Diferente da paixão, que vem e passa, o amar acaba nos levando ao encontro definitivo com o outro. Outra peculiaridade do amor é justamente, o que diz Benjamin Constant“Todo sentimento precisa de um passado pra existir. O amor não, ele cria como por encanto um passado que nos cerca. Ele nos dá a consciência de havermos vivido anos a fio com alguém que a pouco era quase um estranho. Ele supre a falta de lembranças por uma espécie de mágica..."
Amor, ao meu ver, é entrega.

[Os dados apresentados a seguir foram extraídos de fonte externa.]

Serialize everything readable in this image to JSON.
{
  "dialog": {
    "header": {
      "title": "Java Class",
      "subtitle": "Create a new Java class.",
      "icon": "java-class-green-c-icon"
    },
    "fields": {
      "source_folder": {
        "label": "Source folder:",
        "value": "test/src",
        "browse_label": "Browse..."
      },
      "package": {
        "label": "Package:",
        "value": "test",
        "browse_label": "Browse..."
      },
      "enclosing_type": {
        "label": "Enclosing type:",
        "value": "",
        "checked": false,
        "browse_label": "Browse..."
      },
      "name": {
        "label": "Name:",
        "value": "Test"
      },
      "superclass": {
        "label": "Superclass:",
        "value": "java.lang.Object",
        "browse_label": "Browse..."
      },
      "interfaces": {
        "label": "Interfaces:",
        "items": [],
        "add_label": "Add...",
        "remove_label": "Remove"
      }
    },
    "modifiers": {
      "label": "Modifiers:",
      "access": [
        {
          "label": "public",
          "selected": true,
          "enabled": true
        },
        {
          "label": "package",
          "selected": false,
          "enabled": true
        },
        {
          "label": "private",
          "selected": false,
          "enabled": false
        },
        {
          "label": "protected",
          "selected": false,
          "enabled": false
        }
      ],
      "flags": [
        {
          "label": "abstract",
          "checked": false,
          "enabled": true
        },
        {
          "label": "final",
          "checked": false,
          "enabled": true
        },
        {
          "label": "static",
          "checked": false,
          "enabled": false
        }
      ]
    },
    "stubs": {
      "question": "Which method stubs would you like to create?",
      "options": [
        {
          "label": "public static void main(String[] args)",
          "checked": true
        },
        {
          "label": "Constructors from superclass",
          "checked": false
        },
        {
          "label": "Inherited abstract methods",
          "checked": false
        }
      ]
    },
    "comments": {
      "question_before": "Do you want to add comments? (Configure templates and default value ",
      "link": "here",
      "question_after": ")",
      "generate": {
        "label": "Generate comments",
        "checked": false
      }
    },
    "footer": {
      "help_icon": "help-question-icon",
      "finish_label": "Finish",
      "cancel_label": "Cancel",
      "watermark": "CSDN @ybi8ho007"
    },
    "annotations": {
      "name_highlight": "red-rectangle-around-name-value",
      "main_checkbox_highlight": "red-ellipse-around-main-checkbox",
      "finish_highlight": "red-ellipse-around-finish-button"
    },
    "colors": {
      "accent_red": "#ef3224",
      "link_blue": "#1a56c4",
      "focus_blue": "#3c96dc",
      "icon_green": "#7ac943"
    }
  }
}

E por isso o apóstolo Paulo acaba dizendo em 1Cor 13,7:  “Tudo sofre, tudo crê, tudo espera, tudo suporta.”  Foi assim que Jesus Cristo fez por cada um de nós: se entregou. Do mesmo modo, em nossos relacionamentos amorosos, é preciso ter a entrega para que o amor possa, de fato, florescer e dar frutos. Uma vez que não fazemos o sacrifício pelo outro, estamos arriscando perdê-lo e a chance de ser feliz verdadeiramente. Em sua primeira Encíclica, Deus Caritas Est, o Papa Bento XVI diz que “entre o amor e o Divino existe qualquer relação: o amor promete infinito, eternidade — uma realidade maior e totalmente diferente do dia-a-dia da nossa existência. E o segundo é que o caminho para tal meta não consiste em deixar-se simplesmente subjugar pelo instinto. São necessárias purificações e amadurecimentos, que passam também pela estrada da renúncia.

Costumo falar que amor só não basta, é preciso mais que isso. Afinal, quantos casais que se amam não acabaram separados? São vários os desencontros dessa vida, como dizia Vinícius de Moraes, e para evitar que o ser amado se aparte de nós, é preciso amar sem medidas. Para Renato Russo, amar é uma necessidade: “É preciso amar as pessoas como se não houvesse amanhã. Porque se você parar pra pensar na verdade não há.”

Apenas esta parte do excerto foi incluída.